The mother in the video really isLauper’s mother, while the “father” is wrestler “Captain” Lou Albano, with whom she would collaborate on a number of occasions throughout her career.
The art of Scat singing – vocal improvisation with nonsensical syllables, vocables and other sounds produced by means of the human vocal apparatus – has been part of Jazz vocalists’ repertoire since at least 1911 and was popularised in the Roaring Twenties by the likes of Louis Armstrong and Ella Fitzgerald. Which is how a young John Paul Larking, a Californian child born in 1942, who had been suffering from a massive stutter ever since he began to speak, realised that there were means to communicate without having to go through what for him was constant humiliation: Music! He began to play the piano and became a proficient jazz pianist.
In 1990 Larkin moved to Berlin, where he found a thriving Jazz scene that welcomed him warmly and he became able to add singing to his acts as well despite the deep insecurities, receiving standing ovations. But when his agent Manfred Zähringer suggested to go one further and produce a song combining the modern jazz derivatives of dance and Hip Hop with scat singing he still was very apprehensive, fearing being laughed at and criticized again, as he was used to as a child. Luckily for us, his wife Judy was able to convince him to tackle the problem full frontal and speak about his struggle in his own way – through music.
He adopted a new persona along with it and Scatman John soon became a worldwide star at the age of fifty-three.
Sadly, he would contract lung cancer only four years later and died a month before the great party when we rolled over into 2000. FsckCancer!
The Steve Miller Band started out as a blues band in the 60ies and evolved into a solid rock troupe by the 70ies. But when the 80ies came along with Punk and New Wave they started to feel like dinosaurs and as fewer and fewer fans turned up to their concerts they stopped touring altogether – at least until 1988, by which time they had transitioned into “Classic Rock” and were able to draw solid crowds again. But they did have one last big hit in 1982, even though their label, Capitol, did not believe in it and only came round when it was a number one hit all over the world: “Abracadabra” was a great piece of music with hideous lyrics.

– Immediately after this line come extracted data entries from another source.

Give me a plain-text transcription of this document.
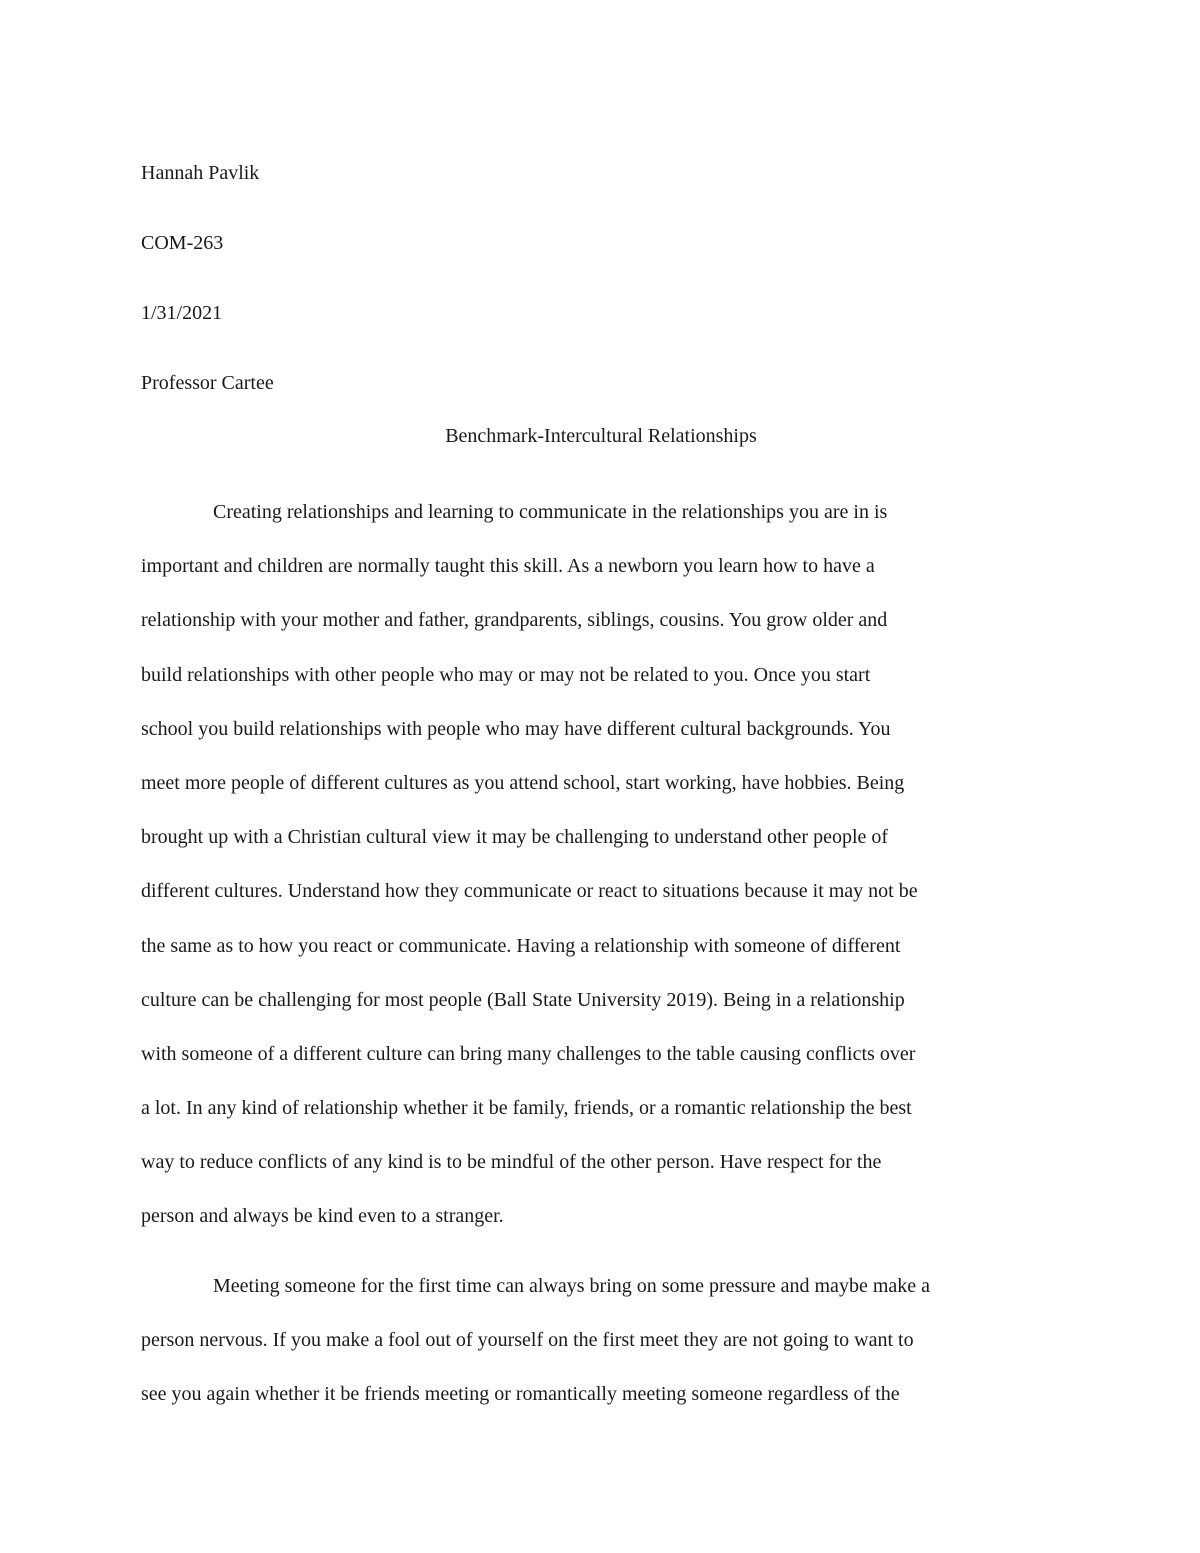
Hannah Pavlik
COM-263
1/31/2021
Professor Cartee
Benchmark-Intercultural Relationships
Creating relationships and learning to communicate in the relationships you are in is
important and children are normally taught this skill. As a newborn you learn how to have a
relationship with your mother and father, grandparents, siblings, cousins. You grow older and
build relationships with other people who may or may not be related to you. Once you start
school you build relationships with people who may have different cultural backgrounds. You
meet more people of different cultures as you attend school, start working, have hobbies. Being
brought up with a Christian cultural view it may be challenging to understand other people of
different cultures. Understand how they communicate or react to situations because it may not be
the same as to how you react or communicate. Having a relationship with someone of different
culture can be challenging for most people (Ball State University 2019). Being in a relationship
with someone of a different culture can bring many challenges to the table causing conflicts over
a lot. In any kind of relationship whether it be family, friends, or a romantic relationship the best
way to reduce conflicts of any kind is to be mindful of the other person. Have respect for the
person and always be kind even to a stranger.
Meeting someone for the first time can always bring on some pressure and maybe make a
person nervous. If you make a fool out of yourself on the first meet they are not going to want to
see you again whether it be friends meeting or romantically meeting someone regardless of the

Now, as we established, in the 80ies MTV had become a force and in order to sell records you needed to have a video to go along with your songs. Which was kind of a problem for one of the lowest-profile frontmen in rock. They had never done a video before and he just wasn’t going to be a video-star, so director Peter Conn did a little slight-of-hand of his own and made the video all about magic, with Miller – who was off touring Europe anyway – only appearing in photographs, incognito behind huge sunglasses and black bars.
It even works as a Jazz standard, although the lyrics are still harrowing.
When Everything But The Girl released the second single of their ninth album – which was already much more electronic than their usual folky fare – “Missing” failed to excite the masses. But that changed big time when Todd Terry, who was largely responsible for making the genre of House popular outside it’s Chicago origins, remixed the track and it was re-released a year later – even though their record company at that time had dropped them, seeing no future, so there was little to no promotion, just the song’s own merit.
Ben Watt, the male half of the couple, who met and formed the band in 1982 but were very secretive about that the fact they were also a couple in private and finally married in 2009, contracted a rare auto-immune disease, Churg–Strauss syndrome in 1992 and the prospect of potentially having to go on after the death of a loved one certainly did it’s part in writing the tune.
The song became the first single to ever stay in the US charts continuously for more than a year.
They would perform their last show at Montreux in 2000.